Overcoming these disconnections – strengthening the threads tying together our various issues and movements – is, I would argue, the most pressing task of anyone concerned with social and economic justice. It is the only way to build a counterpower sufficiently robust to win against the forces protecting the highly profitable but increasingly untenable status quo. Climate change acts as an accelerant to many of our social ills – inequality, wars, racism – but it can also be an accelerant for the opposite, for the forces working for economic and social justice and against militarism. Indeed the climate crisis – by presenting our species with an existential threat and putting us on a firm and unyielding science-based deadline – might just be the catalyst we need to knit together a great many powerful movements, bound together by a belief in the inherent worth and value of all people and united by a rejection of the sacrifice zone mentality, whether it applies to peoples or places. We face so many overlapping and intersecting crises that we can’t afford to fix them one at a time. We need integrated solutions, solutions that radically bring down emissions, while creating huge numbers of good, unionised jobs and delivering meaningful justice to those who have been most abused and excluded under the current extractive economy.
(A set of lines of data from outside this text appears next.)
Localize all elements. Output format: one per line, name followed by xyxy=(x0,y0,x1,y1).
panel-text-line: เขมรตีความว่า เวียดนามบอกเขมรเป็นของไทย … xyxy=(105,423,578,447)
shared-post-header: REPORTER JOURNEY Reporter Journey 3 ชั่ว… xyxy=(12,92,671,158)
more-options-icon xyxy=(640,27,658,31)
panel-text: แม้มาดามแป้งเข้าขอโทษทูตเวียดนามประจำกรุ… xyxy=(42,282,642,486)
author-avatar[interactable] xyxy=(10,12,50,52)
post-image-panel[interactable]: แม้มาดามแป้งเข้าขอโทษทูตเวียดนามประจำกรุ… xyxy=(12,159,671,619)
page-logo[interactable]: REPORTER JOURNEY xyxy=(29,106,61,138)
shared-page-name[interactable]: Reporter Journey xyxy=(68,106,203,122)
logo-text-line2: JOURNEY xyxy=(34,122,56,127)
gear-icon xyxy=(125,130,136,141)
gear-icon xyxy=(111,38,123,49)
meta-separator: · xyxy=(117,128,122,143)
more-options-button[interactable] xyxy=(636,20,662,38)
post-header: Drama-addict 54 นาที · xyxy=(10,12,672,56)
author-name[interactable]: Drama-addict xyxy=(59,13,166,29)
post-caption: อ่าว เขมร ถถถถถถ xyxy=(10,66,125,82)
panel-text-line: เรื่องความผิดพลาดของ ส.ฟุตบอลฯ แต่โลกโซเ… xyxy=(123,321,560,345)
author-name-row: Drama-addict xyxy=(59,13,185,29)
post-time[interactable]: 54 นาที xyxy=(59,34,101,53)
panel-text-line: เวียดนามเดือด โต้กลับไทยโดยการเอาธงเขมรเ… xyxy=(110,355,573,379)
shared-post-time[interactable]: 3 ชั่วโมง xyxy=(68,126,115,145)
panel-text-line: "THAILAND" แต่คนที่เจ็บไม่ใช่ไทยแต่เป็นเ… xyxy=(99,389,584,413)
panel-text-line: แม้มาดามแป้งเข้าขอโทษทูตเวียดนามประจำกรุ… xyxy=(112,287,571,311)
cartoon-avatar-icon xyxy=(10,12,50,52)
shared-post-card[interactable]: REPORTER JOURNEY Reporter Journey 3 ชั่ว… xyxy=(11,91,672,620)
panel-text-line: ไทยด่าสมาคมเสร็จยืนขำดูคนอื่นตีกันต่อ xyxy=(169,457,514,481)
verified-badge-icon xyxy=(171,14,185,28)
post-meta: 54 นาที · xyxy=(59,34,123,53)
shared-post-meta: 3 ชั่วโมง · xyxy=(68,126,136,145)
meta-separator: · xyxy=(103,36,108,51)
Said died the year Iraq was invaded, living to see its libraries and museums looted, its oil ministry faithfully guarded. Amid these outrages, he found hope in the global anti-war movement, as well as in new forms of grassroots communication opened up by technology; he noted ‘the existence of alternative communities across the globe, informed by alternative news sources, and keenly aware of the environmental, human rights and libertarian impulses that bind us together in this tiny planet’. His vision even had a place for tree-huggers. I was reminded of those words recently while I was reading up on England’s floods. Amid all the scapegoating and finger-pointing, I came across a post by a man called Liam Cox. He was upset by the way some in the media were using the disaster to rev up anti-foreigner sentiment, and he said so:
I live in Hebden Bridge, Yorkshire, one of the worst affected areas hit by the floods. It’s shit, everything has gotten really wet. However … I’m alive. I’m safe. My family are safe. We don’t live in fear. I’m free. There aren’t bullets flying about. There aren’t bombs going off. I’m not being forced to flee my home and I’m not being shunned by the richest country in the world or criticised by its residents.All you morons vomiting your xenophobia … about how money should only be spent ‘on our own’ need to look at yourselves closely in the mirror. I request you ask yourselves a very important question … Am I a decent and honourable human being? Because home isn’t just the UK, home is everywhere on this planet. I think that makes for a very fine last word.